VTWV - Vanguard's Russell 2000 Value ETF is up 39% since the end of October. And while a third of that gain has come since January 4th, November and December were similarly robust. Over many other time frames it still lags the large caps substantially, but it has had a nice run as of late.
There are really two arguments: 1) value has lagged growth for a couple years so some view a catch up in value as inevitable, 2) many of the value stocks are in sectors that should benefit from a "reopening " of the economy; i.e. faster economic growth. Pre-pandemic, while many viewed the economy as strong due to low unemployment, headline GDP growth was about 2.3% for the entire year of 2019. A decline from the year prior and after significant stimulus in substantially lower corporate income tax rates that went in to effect in 2018. What Jeffrey alluded to, higher Federal taxes passed via reconciliation at the end of this year, might signal to some a short lived trade into value. This is why my comment that the move, as signaled by small cap value being the most economically sensitive, started a couple months ago. I should have noted the S&P 500 was up 17% during the same time period that small cap value was up 39%.
Personally, I came to that trade late (right around Thanksgiving, the day after Turkey day to be exact) but have done nicely with it. This was offset by my much smaller but disastrous short of some Tesla shares.
Last edited by YmoBeThere; 01-21-2021 at 04:07 AM.
Another thing to keep an eye on is whether the perennial bluster on infrastructure spending finally gets translated into legislative action.
https://www.cnn.com/2021/01/20/econo...lus/index.html.
Gurus:
1. If you had $30k that you needed in 3 years, where would you park it?
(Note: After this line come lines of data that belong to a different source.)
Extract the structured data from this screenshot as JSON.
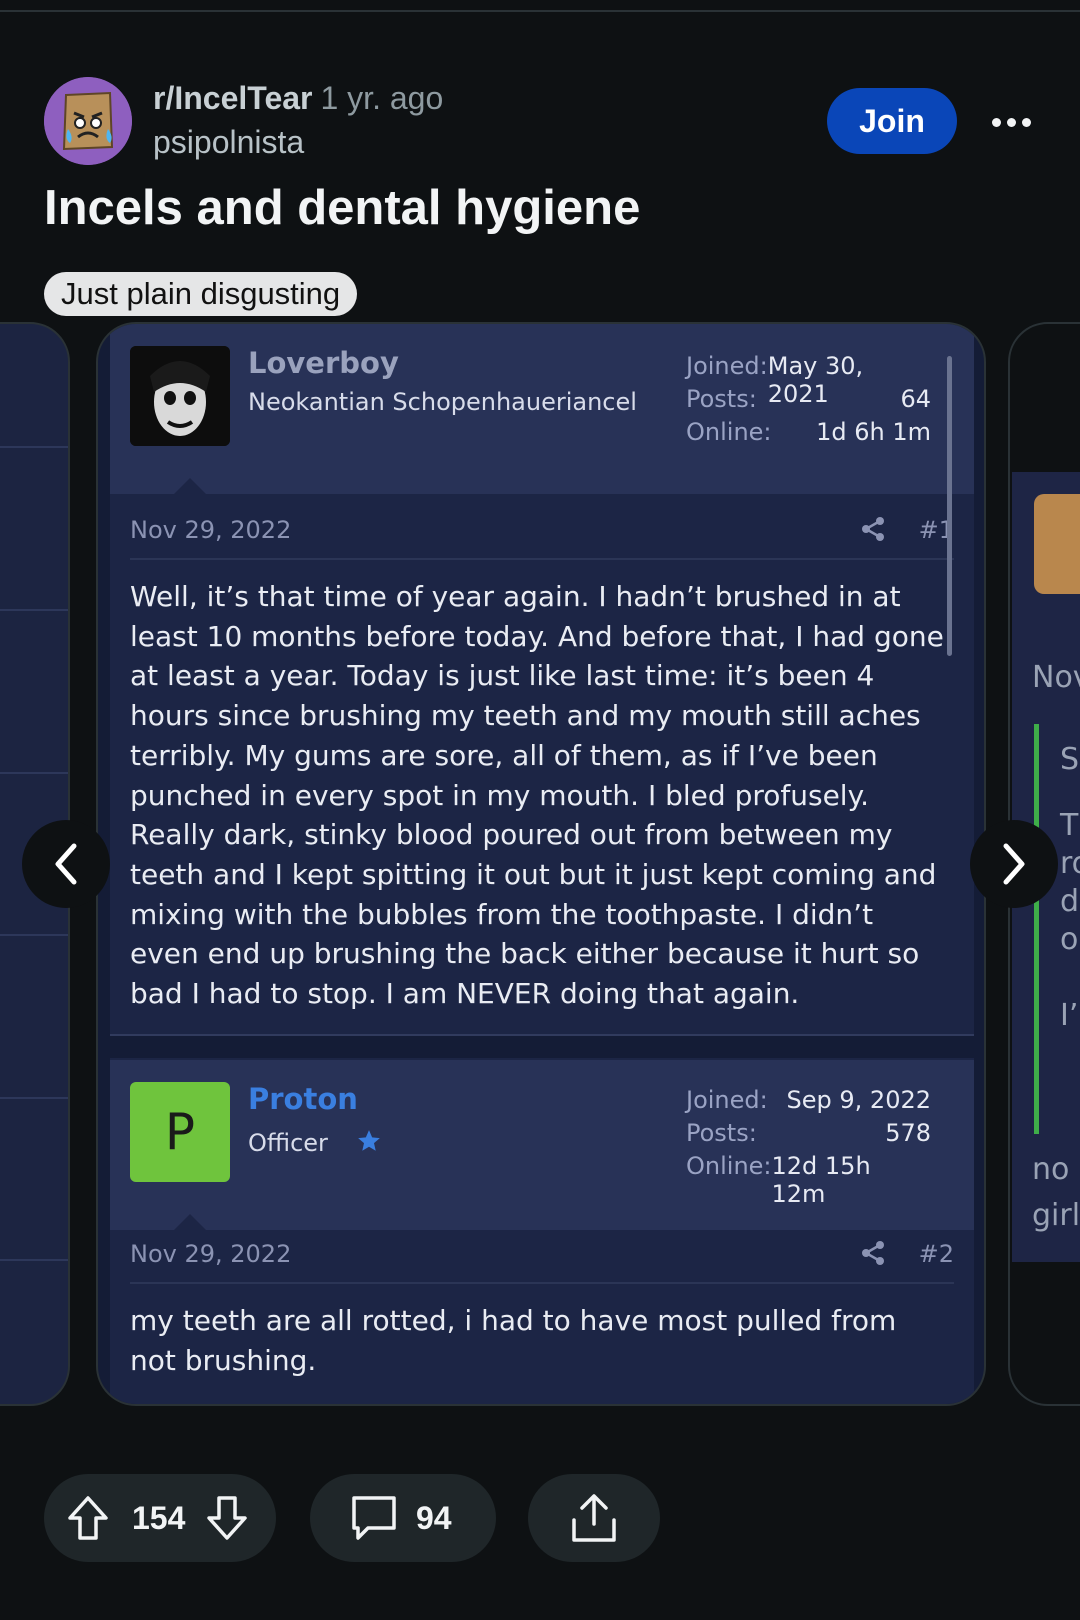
{
  "post": {
    "subreddit": "r/IncelTear",
    "time": "1 yr. ago",
    "author": "psipolnista",
    "join_label": "Join",
    "title": "Incels and dental hygiene",
    "flair": "Just plain disgusting"
  },
  "screenshot": {
    "posts": [
      {
        "user": "Loverboy",
        "user_title": "Neokantian Schopenhaueriancel",
        "user_color": "#9aa2bd",
        "stats": [
          {
            "label": "Joined:",
            "value": "May 30, 2021"
          },
          {
            "label": "Posts:",
            "value": "64"
          },
          {
            "label": "Online:",
            "value": "1d 6h 1m"
          }
        ],
        "date": "Nov 29, 2022",
        "number": "#1",
        "body": "Well, it’s that time of year again. I hadn’t brushed in at least 10 months before today. And before that, I had gone at least a year. Today is just like last time: it’s been 4 hours since brushing my teeth and my mouth still aches terribly. My gums are sore, all of them, as if I’ve been punched in every spot in my mouth. I bled profusely. Really dark, stinky blood poured out from between my teeth and I kept spitting it out but it just kept coming and mixing with the bubbles from the toothpaste. I didn’t even end up brushing the back either because it hurt so bad I had to stop. I am NEVER doing that again."
      },
      {
        "user": "Proton",
        "avatar_letter": "P",
        "user_title": "Officer",
        "user_color": "#3a7fe0",
        "stats": [
          {
            "label": "Joined:",
            "value": "Sep 9, 2022"
          },
          {
            "label": "Posts:",
            "value": "578"
          },
          {
            "label": "Online:",
            "value": "12d 15h 12m"
          }
        ],
        "date": "Nov 29, 2022",
        "number": "#2",
        "body": "my teeth are all rotted, i had to have most pulled from not brushing."
      }
    ],
    "next_card_snippets": [
      "Nov",
      "Sa",
      "Th",
      "ro",
      "d",
      "o",
      "I’n",
      "no",
      "girl"
    ]
  },
  "actions": {
    "upvotes": "154",
    "comments": "94"
  },
  "colors": {
    "background": "#0e1113",
    "join_button": "#0a46b8",
    "card": "#1c2545",
    "card_header": "#283257",
    "officer_star": "#3a7fe0",
    "proton_avatar": "#6fc43d"
  },
  "icons": [
    "sad-paper-bag-avatar-icon",
    "more-dots-icon",
    "share-icon",
    "star-icon",
    "chevron-left-icon",
    "chevron-right-icon",
    "upvote-arrow-icon",
    "downvote-arrow-icon",
    "comment-bubble-icon",
    "share-upload-icon"
  ]
}
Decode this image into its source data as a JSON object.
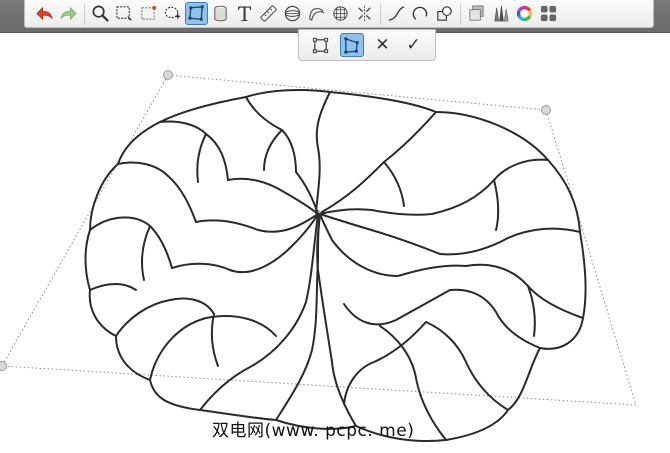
{
  "toolbar": {
    "tools": [
      {
        "icon": "undo-arrow-icon"
      },
      {
        "icon": "redo-arrow-icon"
      },
      {
        "icon": "magnify-icon"
      },
      {
        "icon": "rect-select-icon"
      },
      {
        "icon": "crop-select-icon"
      },
      {
        "icon": "lasso-select-icon"
      },
      {
        "icon": "distort-transform-icon",
        "active": true
      },
      {
        "icon": "cylinder-icon"
      },
      {
        "icon": "text-tool-icon",
        "glyph": "T"
      },
      {
        "icon": "ruler-icon"
      },
      {
        "icon": "ellipse-guide-icon"
      },
      {
        "icon": "french-curve-icon"
      },
      {
        "icon": "perspective-grid-icon"
      },
      {
        "icon": "symmetry-icon"
      },
      {
        "icon": "stroke-curve-icon"
      },
      {
        "icon": "circle-curve-icon"
      },
      {
        "icon": "shapes-icon"
      },
      {
        "icon": "layers-icon"
      },
      {
        "icon": "brush-library-icon"
      },
      {
        "icon": "color-wheel-icon"
      },
      {
        "icon": "grid-menu-icon"
      }
    ],
    "accent_color": "#8fc3ee"
  },
  "transform_bar": {
    "tools": [
      {
        "icon": "free-transform-icon"
      },
      {
        "icon": "perspective-distort-icon",
        "active": true
      },
      {
        "icon": "cancel-icon",
        "glyph": "✕"
      },
      {
        "icon": "confirm-icon",
        "glyph": "✓"
      }
    ]
  },
  "canvas": {
    "watermark_text": "双电网(www. pcpc. me)",
    "handle_color": "#d8d8d8",
    "stroke_color": "#2a2a2a"
  }
}
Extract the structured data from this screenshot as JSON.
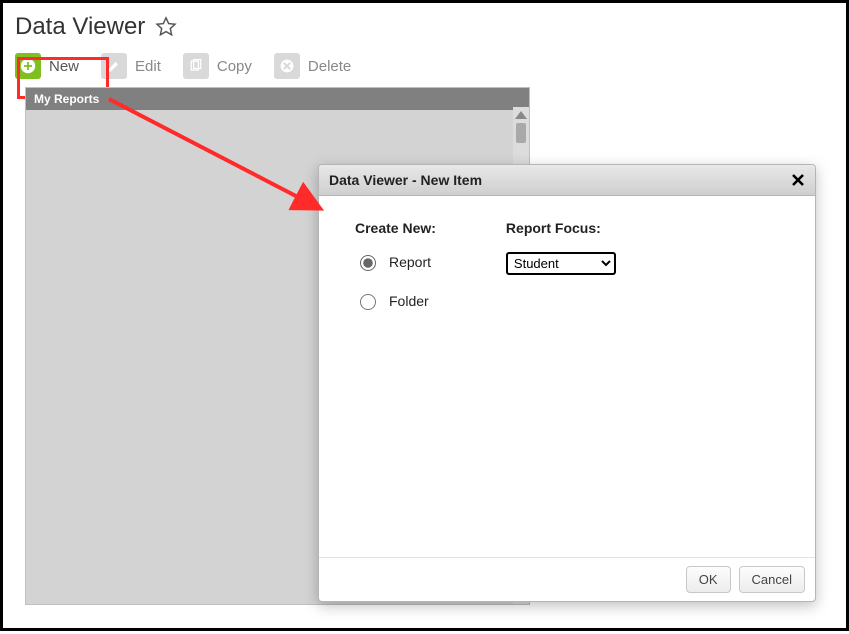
{
  "page_title": "Data Viewer",
  "toolbar": {
    "new_label": "New",
    "edit_label": "Edit",
    "copy_label": "Copy",
    "delete_label": "Delete"
  },
  "reports_panel": {
    "title": "My Reports"
  },
  "dialog": {
    "title": "Data Viewer - New Item",
    "create_new_label": "Create New:",
    "option_report": "Report",
    "option_folder": "Folder",
    "selected_option": "report",
    "report_focus_label": "Report Focus:",
    "focus_options": [
      "Student"
    ],
    "focus_selected": "Student",
    "ok_label": "OK",
    "cancel_label": "Cancel"
  },
  "colors": {
    "accent_green": "#7fbf1f",
    "annotation_red": "#ff2b2b"
  }
}
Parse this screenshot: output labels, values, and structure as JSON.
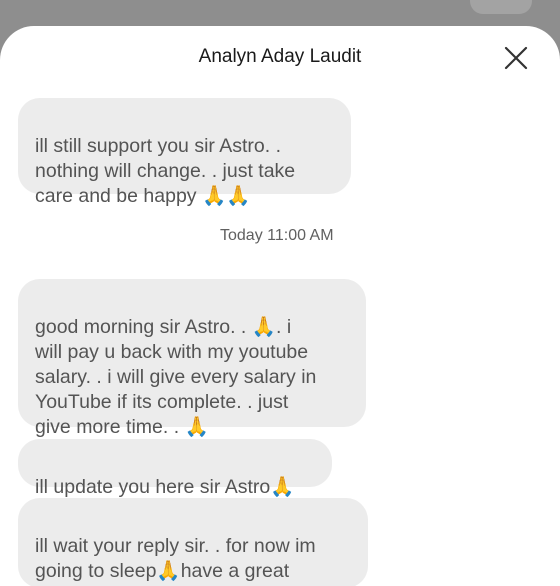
{
  "conversation": {
    "contact_name": "Analyn Aday Laudit",
    "close_icon": "close-icon"
  },
  "messages": [
    {
      "text": "ill still support you sir Astro. .\nnothing will change. .  just take\ncare and be happy 🙏🙏"
    },
    {
      "text": "good morning sir Astro. .  🙏.  i\nwill pay u back with my youtube\nsalary. .  i will give every salary in\nYouTube if its complete. .  just\ngive more time. .  🙏"
    },
    {
      "text": "ill update you here sir Astro🙏"
    },
    {
      "text": "ill wait your reply sir. .  for now im\ngoing to sleep🙏have a great"
    }
  ],
  "timestamp": "Today 11:00 AM",
  "colors": {
    "bubble": "#ececec",
    "text": "#545454",
    "backdrop": "#8e8e8e"
  }
}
The yields for bonds and CDs are pitiful. Is there a safe alternative to equities that will at least provide some return?
2. Does anyone think there will be a market correction over the next year? So many P/E's seems ridiculously high.
Thanks,
Slim
IMO, you would not want to make that decision in isolation. All of your assets and liabilities should be analyzed in aggregate. Your overall portfolio risk and personal risk tolerance are critical factors in providing an informed recommendation. Marital status, age, household income and expenses, etc. are also appropriate considerations.
Said differently, where I would invest the $30k may be a very different place than where you should.
Sorry, stable net asset value product.
https://www.investopedia.com/terms/s...value-fund.asp
Thanks. I feel foolish for asking, but the Investopedia link makes me wonder ... how is this different than cash?
"Stable value funds remain just that: stable. They don't grow over time, but they don't lose value either." (Is it merely a hedge against inflation?)
If you can recommend a stable NAV fund from Fidelity, I am all ears... Thanks.
^"High yield" savings account (the term is relative these days...) or I-bonds if it's 5 years. The most recent I-bond issuance had a fixed rate of 0%, but an inflation rate of 0.84%. At least, your money won't LOSE purchasing power with I-bonds...If you cash in an I-bond before five years, you lose three months interest, which isn't the worst.
https://www.treasurydirect.gov/indiv...esandterms.htm
Stable value funds are really only in 401ks...But yea, money markets have a "stable NAV" but are paying peanuts.
No good place for short-term money with no risk. That's why people have no choice but to plow into equities if they want growth (but that requires much more risk).